A dor e o choque são palpáveis entre os moradores. Hasna, uma residente, compartilha suas palavras: "É uma tragédia terrível, estamos chocados com essa desgraça." Embora sua própria família tenha escapado ilesa, ela observa: "Todo o vilarejo chora por seus filhos. Muitos vizinhos perderam parentes. É uma dor indescritível."
Lahcen, outro morador de Moulay Brahim, lamenta: "Eu perdi tudo." Sua esposa e seus quatro filhos perderam a vida no terremoto. "Não posso fazer mais nada. Quero apenas me afastar e fazer meu luto", diz ele.
Na cidade de Marrakech, os marroquinos avaliam os danos em suas casas entre pilhas de escombros, poeira e carros esmagados por pedras. O tremor foi sentido até mesmo na capital Rabat, a centenas de quilômetros de distância, e em cidades costeiras como Casablanca ou Essaouira. Até o país vizinho, a Argélia, sentiu o terremoto, mas não registrou danos ou vítimas.
A comunidade internacional se mobiliza para enviar ajuda aos marroquinos. A Argélia anunciou a abertura de seu espaço aéreo para aviões com ajuda humanitária destinada às vítimas. A Cruz Vermelha Internacional alertou que Marrocos pode precisar de "meses, ou até anos" de assistência para reconstruir as áreas afetadas.

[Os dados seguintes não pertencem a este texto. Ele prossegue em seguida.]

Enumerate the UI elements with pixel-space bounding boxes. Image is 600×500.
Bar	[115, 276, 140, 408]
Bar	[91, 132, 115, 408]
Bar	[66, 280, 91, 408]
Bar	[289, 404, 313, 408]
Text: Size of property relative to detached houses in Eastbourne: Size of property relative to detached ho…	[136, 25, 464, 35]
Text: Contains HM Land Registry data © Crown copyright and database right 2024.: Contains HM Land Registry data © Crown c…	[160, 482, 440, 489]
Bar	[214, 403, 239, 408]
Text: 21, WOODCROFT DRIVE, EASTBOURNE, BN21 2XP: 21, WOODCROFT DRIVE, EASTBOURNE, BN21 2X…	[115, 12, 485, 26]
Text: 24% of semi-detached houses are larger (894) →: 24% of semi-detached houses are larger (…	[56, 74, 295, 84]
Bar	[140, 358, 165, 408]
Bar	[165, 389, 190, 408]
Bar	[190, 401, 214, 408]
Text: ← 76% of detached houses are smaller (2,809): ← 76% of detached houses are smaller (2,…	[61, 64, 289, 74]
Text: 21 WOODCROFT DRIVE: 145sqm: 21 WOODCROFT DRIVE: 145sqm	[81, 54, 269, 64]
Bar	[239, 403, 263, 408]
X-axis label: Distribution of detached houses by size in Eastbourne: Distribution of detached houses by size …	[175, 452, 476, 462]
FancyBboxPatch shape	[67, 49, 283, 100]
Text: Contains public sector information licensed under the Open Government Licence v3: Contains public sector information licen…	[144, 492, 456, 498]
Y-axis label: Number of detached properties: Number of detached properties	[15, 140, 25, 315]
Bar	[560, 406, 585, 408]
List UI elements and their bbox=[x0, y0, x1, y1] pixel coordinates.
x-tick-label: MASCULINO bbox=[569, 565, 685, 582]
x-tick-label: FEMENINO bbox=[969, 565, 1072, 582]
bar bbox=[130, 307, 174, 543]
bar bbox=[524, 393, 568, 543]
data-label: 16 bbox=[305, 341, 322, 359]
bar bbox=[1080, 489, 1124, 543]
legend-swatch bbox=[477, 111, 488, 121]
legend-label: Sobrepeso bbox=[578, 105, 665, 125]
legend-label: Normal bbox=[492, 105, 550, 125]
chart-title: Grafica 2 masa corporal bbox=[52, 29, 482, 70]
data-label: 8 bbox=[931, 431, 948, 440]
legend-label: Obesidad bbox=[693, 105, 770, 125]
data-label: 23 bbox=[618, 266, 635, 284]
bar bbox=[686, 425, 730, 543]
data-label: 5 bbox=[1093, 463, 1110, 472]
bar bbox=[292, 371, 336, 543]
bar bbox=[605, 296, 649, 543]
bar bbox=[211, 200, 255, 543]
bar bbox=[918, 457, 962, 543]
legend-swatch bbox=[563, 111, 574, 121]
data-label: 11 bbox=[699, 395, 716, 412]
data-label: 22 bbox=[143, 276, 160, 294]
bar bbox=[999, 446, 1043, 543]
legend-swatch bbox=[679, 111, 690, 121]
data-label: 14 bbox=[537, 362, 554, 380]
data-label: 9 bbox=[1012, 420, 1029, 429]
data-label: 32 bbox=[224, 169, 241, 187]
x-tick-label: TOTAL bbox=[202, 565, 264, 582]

Na noite deste sábado, ainda era possível ver muitas pessoas dormindo nas ruas, praças e terrenos baldios, com o temor de novas réplicas do terremoto.
Marrocos está localizado em uma região propensa a terremotos devido à sua posição entre as placas tectônicas africana e euroasiática. Em 2004, um terremoto em Al Hoceima deixou pelo menos 628 mortos e 926 feridos. Em 1960, outro terremoto destruiu Agadir, na costa oeste do país, causando a morte de mais de 12 mil pessoas, um terço da população da cidade.